Histoire
La montre qui traversa deux fois l’Atlantique avec Amelia Earhart
La disparition d’Amelia Earhart en 1937 est un récit si puissant qu’il finit par absorber tout ce qui l’a précédé. Pourtant, bien avant son dernier vol, un chronographe Longines avait déjà accompagné deux traversées décisives de l’Atlantique — deux épisodes qui contribuèrent à faire d’Earhart l’un des visages de l’aviation moderne.

1928 : traverser l’océan avant de le conquérir
En juin 1928, Amelia Earhart devient la première femme à traverser l’Atlantique en avion. Il faut raconter l’épisode correctement : elle ne pilote pas l’appareil pendant cette traversée. Elle fait partie de l’équipage du Friendship aux côtés du pilote Wilmer Stultz et du mécanicien Louis Gordon. La précision ne retire rien au symbole ; elle rend la suite de son parcours encore plus forte.
Dans l’aviation de l’époque, le temps faisait partie de la navigation. Bien avant le GPS et l’avionique moderne, mesurer précisément une durée servait aux calculs de route, de vitesse, de carburant et de position. Longines était déjà très présente dans le chronométrage aéronautique et documente l’utilisation par Earhart d’un chronographe équipé du calibre 13.33Z lors de ses traversées atlantiques de 1928 et de 1932.
Le 13.33Z mérite lui-même une place dans l’histoire. Introduit en 1913, il compte parmi les premiers mouvements chronographes compacts développés pour le poignet, avec une commande intégrée à la couronne. À une époque où le chronographe conservait pleinement sa vocation d’instrument, sa présence dans un avion n’avait rien d’un simple geste esthétique.
1932 : cette fois, seule
Quatre ans plus tard, Earhart retrouve l’Atlantique dans une situation radicalement différente. Le 20 mai 1932, elle décolle de Harbour Grace, à Terre-Neuve, pour tenter la traversée en solitaire. Quatorze heures et 56 minutes plus tard, elle se pose en Irlande du Nord. Elle devient la première femme à franchir l’Atlantique seule et sans escale.
Longines associe de nouveau un chronographe 13.33Z à ce vol. Il faut imaginer ces heures sans le confort technologique contemporain : bruit, vibrations, météo, informations imparfaites et une pilote qui transforme sans cesse temps, carburant, vitesse et position en décisions.

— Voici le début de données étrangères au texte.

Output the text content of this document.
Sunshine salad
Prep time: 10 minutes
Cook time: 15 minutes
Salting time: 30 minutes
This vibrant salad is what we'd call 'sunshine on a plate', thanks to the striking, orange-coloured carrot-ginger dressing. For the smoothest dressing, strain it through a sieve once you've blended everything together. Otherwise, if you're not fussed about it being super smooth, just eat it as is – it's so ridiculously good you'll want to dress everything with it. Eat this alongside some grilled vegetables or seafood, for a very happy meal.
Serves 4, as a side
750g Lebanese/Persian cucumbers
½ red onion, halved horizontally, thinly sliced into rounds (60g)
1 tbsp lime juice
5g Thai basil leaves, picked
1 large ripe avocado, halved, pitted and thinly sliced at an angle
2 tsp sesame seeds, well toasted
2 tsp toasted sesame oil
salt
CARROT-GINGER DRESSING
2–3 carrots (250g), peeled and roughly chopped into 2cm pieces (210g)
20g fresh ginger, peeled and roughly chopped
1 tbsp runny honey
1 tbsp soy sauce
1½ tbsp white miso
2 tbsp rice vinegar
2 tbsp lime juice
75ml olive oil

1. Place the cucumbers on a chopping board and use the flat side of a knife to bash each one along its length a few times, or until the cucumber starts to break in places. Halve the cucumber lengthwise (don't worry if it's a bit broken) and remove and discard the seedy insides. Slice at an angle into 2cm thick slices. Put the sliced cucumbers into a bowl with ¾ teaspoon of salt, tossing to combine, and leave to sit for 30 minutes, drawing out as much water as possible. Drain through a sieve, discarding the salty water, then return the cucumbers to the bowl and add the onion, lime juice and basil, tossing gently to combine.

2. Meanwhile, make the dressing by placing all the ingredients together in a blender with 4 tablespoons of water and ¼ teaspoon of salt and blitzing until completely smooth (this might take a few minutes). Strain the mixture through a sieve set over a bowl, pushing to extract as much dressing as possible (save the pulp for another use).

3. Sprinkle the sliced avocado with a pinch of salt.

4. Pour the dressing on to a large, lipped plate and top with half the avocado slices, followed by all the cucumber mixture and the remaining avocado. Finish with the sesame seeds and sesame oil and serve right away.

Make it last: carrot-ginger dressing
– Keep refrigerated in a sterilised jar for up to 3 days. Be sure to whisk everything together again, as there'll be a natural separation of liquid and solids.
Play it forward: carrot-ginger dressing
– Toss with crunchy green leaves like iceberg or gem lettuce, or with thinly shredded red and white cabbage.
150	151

La montre ne pilote pas l’avion. Elle n’abolit pas l’incertitude. Elle fournit quelque chose de plus humble : un repère précis dans un cockpit où chaque repère fiable a de la valeur. C’est aussi ce qui explique l’alliance naturelle entre horlogerie et aviation dans la première moitié du XXe siècle.
Faire d’un record une tribune
Earhart comprend très tôt que les records peuvent servir à autre chose qu’à remplir un tableau. En 1929, elle participe à la fondation des Ninety-Nines, une organisation créée par et pour les femmes pilotes. Sa notoriété devient une façon de montrer que le ciel moderne n’appartient pas à un seul genre.
Cette combinaison de technique, de risque et de visibilité publique rend son histoire particulièrement forte dans l’univers des instruments de mesure. Elle crée aussi un piège : lorsqu’un lien entre une personnalité et une montre est bien documenté, la tentation est grande d’étendre ce lien à tous les épisodes ultérieurs.
Ce que nous pouvons affirmer, c’est que Longines relie le 13.33Z aux traversées de 1928 et 1932. Nous ne disposons pas d’éléments aussi solides pour dire que cette même montre l’accompagnait lors du dernier vol de 1937. La nuance n’affaiblit pas le récit ; elle le rend fiable.
1937 : le mystère n’a pas besoin d’une montre inventée
En 1937, Earhart et son navigateur Fred Noonan entreprennent un tour du monde proche de l’équateur. Ils quittent Miami le 1er juin et atteignent Lae, en Nouvelle-Guinée, le 29 juin. Le 2 juillet, ils décollent en direction de la minuscule île Howland, au milieu du Pacifique. Ils n’y arriveront jamais.
La disparition devient l’un des grands mystères du XXe siècle. Il serait tentant de placer un chronographe précis dans le cockpit et de le faire disparaître avec elle. Mais l’histoire n’a pas besoin de transformer une inconnue en certitude pour être bouleversante.
Le Longines possède déjà une histoire remarquable sans reposer au fond du Pacifique. Il traverse l’Atlantique avec Earhart lorsque le monde commence à découvrir son nom. Puis il le traverse de nouveau lorsqu’elle n’est plus simplement une femme célèbre à bord d’un avion, mais la pilote qui prouve, seule, ce qu’elle sait faire.
Parfois, l’objet le plus fascinant n’est pas celui qui disparaît avec la légende. C’est celui qui était là pendant qu’elle se construisait.